I think the blueprint /most/ move miletones if it wasn't delivered (i.e.
pass its acceptance criteria) in that month. Therein there is a hint on
a way we could solve this: by splitting the work up sensibly. And I
don't mean "Blueprint 1: Implement", "Blueprint 2: Upstream", but
starting with something like:

    - Build internal prototype (1 week)
    - Prototype shared with upstream for review (1 week)
    - Plan next steps (?)

which then folds out into:

    - Build internal prototype (1 week)
    - Prototype shared with upstream for review (1 week)
    - Address first loop of design issues
        [times N where N is related to the complexity of the change's
        impect]
    - Land first piece of implementation upstream
        Celebrate

I don't think the prototype and share upstream phases should take more
than 2 weeks combined.
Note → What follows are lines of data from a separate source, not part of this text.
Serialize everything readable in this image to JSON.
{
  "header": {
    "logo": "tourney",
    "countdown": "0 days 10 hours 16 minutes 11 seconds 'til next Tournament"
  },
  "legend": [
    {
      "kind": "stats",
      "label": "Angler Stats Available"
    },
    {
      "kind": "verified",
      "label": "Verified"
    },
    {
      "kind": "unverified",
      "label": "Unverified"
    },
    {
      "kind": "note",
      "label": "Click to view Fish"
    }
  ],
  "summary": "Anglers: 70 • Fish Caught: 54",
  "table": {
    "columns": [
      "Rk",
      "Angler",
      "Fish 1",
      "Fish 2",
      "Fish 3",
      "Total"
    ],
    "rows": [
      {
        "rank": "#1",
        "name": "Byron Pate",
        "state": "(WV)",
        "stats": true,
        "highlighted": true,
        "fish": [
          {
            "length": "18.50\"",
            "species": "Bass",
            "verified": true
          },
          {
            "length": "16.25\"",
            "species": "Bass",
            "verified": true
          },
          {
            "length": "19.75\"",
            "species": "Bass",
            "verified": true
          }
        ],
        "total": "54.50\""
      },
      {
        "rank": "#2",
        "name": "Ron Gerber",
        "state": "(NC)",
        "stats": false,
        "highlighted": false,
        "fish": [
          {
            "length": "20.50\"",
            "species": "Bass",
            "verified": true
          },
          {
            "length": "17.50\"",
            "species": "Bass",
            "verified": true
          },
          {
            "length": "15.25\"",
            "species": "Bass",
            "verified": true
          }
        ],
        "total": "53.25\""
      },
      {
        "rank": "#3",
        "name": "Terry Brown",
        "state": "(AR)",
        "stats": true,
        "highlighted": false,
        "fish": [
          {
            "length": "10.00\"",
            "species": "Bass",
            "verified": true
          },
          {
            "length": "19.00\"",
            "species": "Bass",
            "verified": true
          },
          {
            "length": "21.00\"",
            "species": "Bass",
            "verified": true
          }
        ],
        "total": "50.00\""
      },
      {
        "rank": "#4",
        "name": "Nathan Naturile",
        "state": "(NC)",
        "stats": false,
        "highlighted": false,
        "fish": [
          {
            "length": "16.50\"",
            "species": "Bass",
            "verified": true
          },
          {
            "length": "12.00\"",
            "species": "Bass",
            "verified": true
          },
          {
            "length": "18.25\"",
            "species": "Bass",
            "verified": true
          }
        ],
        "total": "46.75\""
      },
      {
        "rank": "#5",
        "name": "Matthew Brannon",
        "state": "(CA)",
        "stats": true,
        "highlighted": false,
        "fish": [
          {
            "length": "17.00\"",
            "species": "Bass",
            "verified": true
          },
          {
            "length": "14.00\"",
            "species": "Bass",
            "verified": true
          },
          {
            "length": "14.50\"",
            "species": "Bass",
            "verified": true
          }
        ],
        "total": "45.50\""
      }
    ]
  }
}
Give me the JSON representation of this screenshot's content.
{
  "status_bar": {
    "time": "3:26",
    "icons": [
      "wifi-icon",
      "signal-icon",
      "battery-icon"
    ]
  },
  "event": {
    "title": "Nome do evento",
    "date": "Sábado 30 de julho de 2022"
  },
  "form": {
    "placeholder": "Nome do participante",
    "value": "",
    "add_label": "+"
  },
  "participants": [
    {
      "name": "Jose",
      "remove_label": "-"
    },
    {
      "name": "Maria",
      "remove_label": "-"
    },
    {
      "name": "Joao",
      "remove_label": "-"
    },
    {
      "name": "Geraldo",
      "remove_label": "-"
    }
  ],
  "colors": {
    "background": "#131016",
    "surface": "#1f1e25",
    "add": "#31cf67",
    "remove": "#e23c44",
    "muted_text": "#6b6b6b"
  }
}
So if you want to split a blueprint up on those
lines, you have a safe bet of having delivered something and then having
a plan for future work.

I don't think /any/ upstream-bound work should start without a prototype
to be shared upstream.

> 3) Once we send something upstream we put the BP into "implemented"
> status and move the upstreaming action somewhere else. (i.e. we don't
> block completion of a BP on upstreaming)   This feels to me like a
> more natural fit for how we're organized but I don't have a solution
> for how to track upstreaming and ensure we are constantly looking at
> it (beyond patchwork that is).

I don't feel this is sane. You can't say "implemented" when something is
sent upstream -- the very first reply can be a NAK. See the recent case
of a hotplug submission to which this happened.